И в то же время, забываясь, или может быть, теряя бдительность, он говорил так, будто перед ним был, вовсе не поэт, а какой-то нерадивый подросток, плохо усвоивший школьный урок, и теперь, в меру строгий и требовательный, но справедливый учитель, так мягко и беззлобно укоряет его за нерадивость и распущенность. Очень хотел, пока поэт взял паузу, и далее производить впечатление воспитанного и интеллигентного человека, строго логичного в своих словах и действиях. Хотел так аккуратно, не обидеть чтоб, показать, или может быть внушить поэту, что он духовно и интеллектуально превосходит его. И вместе с тем, как бы опомнившись, думая, что излишне смел с ним, он говорил с поэтом как-то нерешительно, кротко, нисколько не повышая голоса, и на всякий случай, всегда на «вы»; с тревогой всматриваясь, и читая по выражению на лице поэта, что он рассержен и озлоблен не на шутку. Поэтому во всех своих высказываниях, он был нетороплив, и весьма осторожен, взвешивая каждое слово, подобно пробирающемуся по топи человеку, тщательно проверяющему то место, куда нужно ступить, чтоб не оказаться засосанным опасной трясиной. Когда он, стараясь выглядеть воспитанным человеком, мягко, почти умоляюще, разъяснял поэту, что культурные люди так себя не ведут, как вы, они воспитаны, вежливы и совсем не злые как вы, они всё понимают, что им говорят и т. д.

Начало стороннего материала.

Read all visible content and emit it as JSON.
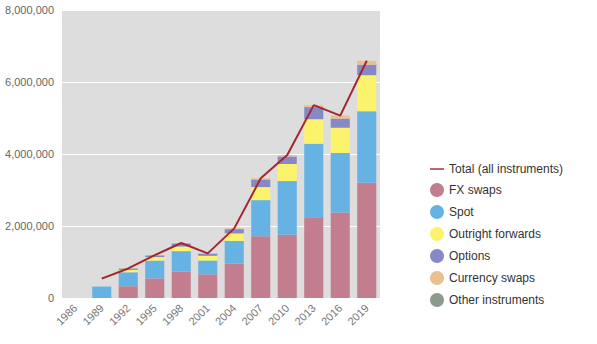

Оттого и старался он уже быть, по ходу своего, не столь уж длинного монолога, пока поэт, молча слушая его, злобно вглядывался в него, даже, не столько может быть, умнее, а более хитрее и угодливее, прощупывая его своим скрытым, за напущенной улыбкой взглядом. Чтобы не возбудить ещё большего гнева в этом злобном человеке, так неожиданно и грубо явившемся перед ним. Видя, как его, устремлённый в него, злобный, ястребиный взгляд, как у стервятника, вызывал в нём немалый страх, заставлял говорить всё мягче и быть податливее, уже менее возражать его нападкам. Ему казалось будто, что ещё немного, и этот стервятник, вместо того, чтобы уйти прочь с этого места, начнёт вот сейчас, с остервенением клевать и рвать его на части. Представлялось, что, идя по берегу, этот грубиян почему-то специально, с умыслом высмотрел и выбрал именно его, как жертву своим хулиганским посягательствам, угадав именно в нём, что он такой слабак, и теперь, почуяв это, он просто порвёт в клочья его. А для предлога лишь, лукаво заговаривает о каком-то своём месте здесь. Но, он всё же, как, ни опасался его, ещё надеялся на какой-то здравый смысл, на то, что этот, столь дерзкий и не добрый человек, убеждённый теперь его добрым, логичным и умным словом, как ему казалось, всё больше наблюдая его, всё же, уйдёт восвояси. Оставит его в покое. Поймёт всё, так ясно, а главное, вежливо с его стороны, и почти умоляюще сказанное им, и не будет у него больше причин возражать ему, и беспокоить его; и, тем более, нападать на него. Хотел так аккуратно, без всякого скандала и шума, чего он очень боялся, так тихонько, без излишней свары, избавиться от так неожиданно, налетевшего на него неизвестно откуда взявшегося задиристого забияки. Очень хотелось продолжить далее, свой прерванный, такой приятный, блаженный отдых. Хотелось вновь впасть в сладострастную дрёму, купаться в лучах ещё не жарящего солнца, дышать прохладой плескающихся совсем рядом морских волн, нагоняемых лёгким утренним ветерком. Очень хотелось продолжить, как только, поскорее избавится от всяких нападок и приставаний этого недоброго человека, свою блаженную дрёму в лучах утреннего, ещё не жаркого Солнца. И перед уходом, с упоением освежиться в тёплом море. Но, не тут-то было, поэт не отступал, напротив, активно наступал.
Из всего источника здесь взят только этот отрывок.